Usai M Graziano, Goddard Mike E, Hayes Ben J
Settore Genetica e Biotecnologie, AGRIS-Sardegna, Olmedo 07040, Italy.
Genet Res (Camb). 2009 Dec;91(6):427-36. doi: 10.1017/S0016672309990334.
We used a least absolute shrinkage and selection operator (LASSO) approach to estimate marker effects for genomic selection. The least angle regression (LARS) algorithm and cross-validation were used to define the best subset of markers to include in the model. The LASSO-LARS approach was tested on two data sets: a simulated data set with 5865 individuals and 6000 Single Nucleotide Polymorphisms (SNPs); and a mouse data set with 1885 individuals genotyped for 10 656 SNPs and phenotyped for a number of quantitative traits. In the simulated data, three approaches were used to split the reference population into training and validation subsets for cross-validation: random splitting across the whole population; random sampling of validation set from the last generation only, either within or across families. The highest accuracy was obtained by random splitting across the whole population. The accuracy of genomic estimated breeding values (GEBVs) in the candidate population obtained by LASSO-LARS was 0.89 with 156 explanatory SNPs. This value was higher than those obtained by Best Linear Unbiased Prediction (BLUP) and a Bayesian method (BayesA), which were 0.75 and 0.84, respectively. In the mouse data, 1600 individuals were randomly allocated to the reference population. The GEBVs for the remaining 285 individuals estimated by LASSO-LARS were more accurate than those obtained by BLUP and BayesA for weight at six weeks and slightly lower for growth rate and body length. It was concluded that LASSO-LARS approach is a good alternative method to estimate marker effects for genomic selection, particularly when the cost of genotyping can be reduced by using a limited subset of markers.
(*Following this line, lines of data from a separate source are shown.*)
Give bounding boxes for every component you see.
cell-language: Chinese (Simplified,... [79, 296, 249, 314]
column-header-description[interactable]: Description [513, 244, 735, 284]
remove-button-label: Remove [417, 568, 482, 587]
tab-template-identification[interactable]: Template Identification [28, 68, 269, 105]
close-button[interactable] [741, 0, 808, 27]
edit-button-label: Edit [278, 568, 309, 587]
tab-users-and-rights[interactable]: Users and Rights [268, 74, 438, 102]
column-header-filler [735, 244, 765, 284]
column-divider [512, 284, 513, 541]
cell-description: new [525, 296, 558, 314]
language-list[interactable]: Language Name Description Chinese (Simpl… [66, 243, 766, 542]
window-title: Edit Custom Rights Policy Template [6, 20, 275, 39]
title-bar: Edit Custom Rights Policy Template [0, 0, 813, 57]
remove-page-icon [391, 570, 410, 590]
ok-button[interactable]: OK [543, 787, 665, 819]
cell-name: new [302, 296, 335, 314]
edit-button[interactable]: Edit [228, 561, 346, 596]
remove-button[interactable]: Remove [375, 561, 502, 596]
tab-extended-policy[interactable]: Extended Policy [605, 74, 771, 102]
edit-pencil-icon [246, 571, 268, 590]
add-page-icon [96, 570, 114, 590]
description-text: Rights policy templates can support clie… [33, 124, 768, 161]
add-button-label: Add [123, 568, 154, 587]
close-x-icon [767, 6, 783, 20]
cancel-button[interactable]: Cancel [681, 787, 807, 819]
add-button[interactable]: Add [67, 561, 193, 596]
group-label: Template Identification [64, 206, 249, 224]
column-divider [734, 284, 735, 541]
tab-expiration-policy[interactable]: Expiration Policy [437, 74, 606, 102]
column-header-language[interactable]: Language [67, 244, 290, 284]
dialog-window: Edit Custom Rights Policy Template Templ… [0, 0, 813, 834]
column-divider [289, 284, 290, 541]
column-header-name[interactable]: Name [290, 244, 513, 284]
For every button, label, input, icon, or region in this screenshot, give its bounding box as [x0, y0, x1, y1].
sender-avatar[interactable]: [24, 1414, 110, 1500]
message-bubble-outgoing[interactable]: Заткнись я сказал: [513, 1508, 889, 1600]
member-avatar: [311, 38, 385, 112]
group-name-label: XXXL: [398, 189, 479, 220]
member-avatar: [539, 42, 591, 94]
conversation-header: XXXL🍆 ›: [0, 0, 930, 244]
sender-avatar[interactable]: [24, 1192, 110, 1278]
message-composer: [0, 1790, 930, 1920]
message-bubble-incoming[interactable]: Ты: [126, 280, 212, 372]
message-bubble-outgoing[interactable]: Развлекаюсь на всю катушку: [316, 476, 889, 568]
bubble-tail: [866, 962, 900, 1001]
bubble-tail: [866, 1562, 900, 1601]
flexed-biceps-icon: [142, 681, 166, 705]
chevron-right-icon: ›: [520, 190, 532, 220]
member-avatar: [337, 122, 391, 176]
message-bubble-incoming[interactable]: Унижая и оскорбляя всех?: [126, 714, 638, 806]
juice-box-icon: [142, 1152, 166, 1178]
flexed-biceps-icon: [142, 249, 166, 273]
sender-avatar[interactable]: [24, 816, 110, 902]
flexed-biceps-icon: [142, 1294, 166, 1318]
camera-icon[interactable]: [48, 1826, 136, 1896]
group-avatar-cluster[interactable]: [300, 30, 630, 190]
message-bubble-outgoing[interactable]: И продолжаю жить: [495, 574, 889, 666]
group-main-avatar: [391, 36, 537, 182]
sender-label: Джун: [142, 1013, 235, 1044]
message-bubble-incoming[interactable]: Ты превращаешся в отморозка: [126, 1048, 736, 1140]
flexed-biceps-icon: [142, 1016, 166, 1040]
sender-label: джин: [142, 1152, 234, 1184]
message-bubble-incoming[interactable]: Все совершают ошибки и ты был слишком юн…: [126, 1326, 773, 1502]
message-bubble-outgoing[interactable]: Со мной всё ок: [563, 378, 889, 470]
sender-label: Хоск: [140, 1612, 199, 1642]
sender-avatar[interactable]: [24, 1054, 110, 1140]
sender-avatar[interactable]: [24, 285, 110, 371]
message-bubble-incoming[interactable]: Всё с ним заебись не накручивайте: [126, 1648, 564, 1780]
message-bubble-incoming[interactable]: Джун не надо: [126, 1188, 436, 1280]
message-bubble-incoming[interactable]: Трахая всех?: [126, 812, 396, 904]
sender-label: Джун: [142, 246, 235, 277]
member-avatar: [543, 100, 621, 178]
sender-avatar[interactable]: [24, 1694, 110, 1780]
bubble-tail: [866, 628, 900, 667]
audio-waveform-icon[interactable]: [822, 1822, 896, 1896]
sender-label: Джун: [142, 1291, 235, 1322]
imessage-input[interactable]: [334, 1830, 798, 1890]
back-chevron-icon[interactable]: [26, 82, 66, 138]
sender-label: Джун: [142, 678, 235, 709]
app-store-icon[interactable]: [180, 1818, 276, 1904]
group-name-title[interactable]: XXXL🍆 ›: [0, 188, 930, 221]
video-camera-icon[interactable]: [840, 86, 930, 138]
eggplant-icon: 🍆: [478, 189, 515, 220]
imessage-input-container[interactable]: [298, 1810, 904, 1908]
我们使用最小绝对收缩与选择算子(LASSO)方法来估计基因组选择的标记效应。采用最小角回归(LARS)算法和交叉验证来确定纳入模型的最佳标记子集。在两个数据集上对LASSO-LARS方法进行了测试:一个模拟数据集,包含5865个个体和6000个单核苷酸多态性(SNP);一个小鼠数据集,有1885个个体,对10656个SNP进行了基因分型,并对多个数量性状进行了表型分析。在模拟数据中,使用了三种方法将参考群体划分为训练集和验证集以进行交叉验证:在整个群体中随机划分;仅从最后一代中随机抽取验证集,可在家族内或跨家族抽取。通过在整个群体中随机划分获得了最高的准确性。通过LASSO-LARS在候选群体中获得的基因组估计育种值(GEBV)的准确性为0.89,使用了156个解释性SNP。该值高于通过最佳线性无偏预测(BLUP)和贝叶斯方法(BayesA)获得的值,后者分别为0.75和0.84。在小鼠数据中,1600个个体被随机分配到参考群体。LASSO-LARS估计的其余285个个体在六周龄体重方面的GEBV比通过BLUP和BayesA获得的更准确,在生长速率和体长方面略低。得出的结论是,LASSO-LARS方法是估计基因组选择标记效应的一种很好的替代方法,特别是当通过使用有限的标记子集可以降低基因分型成本时。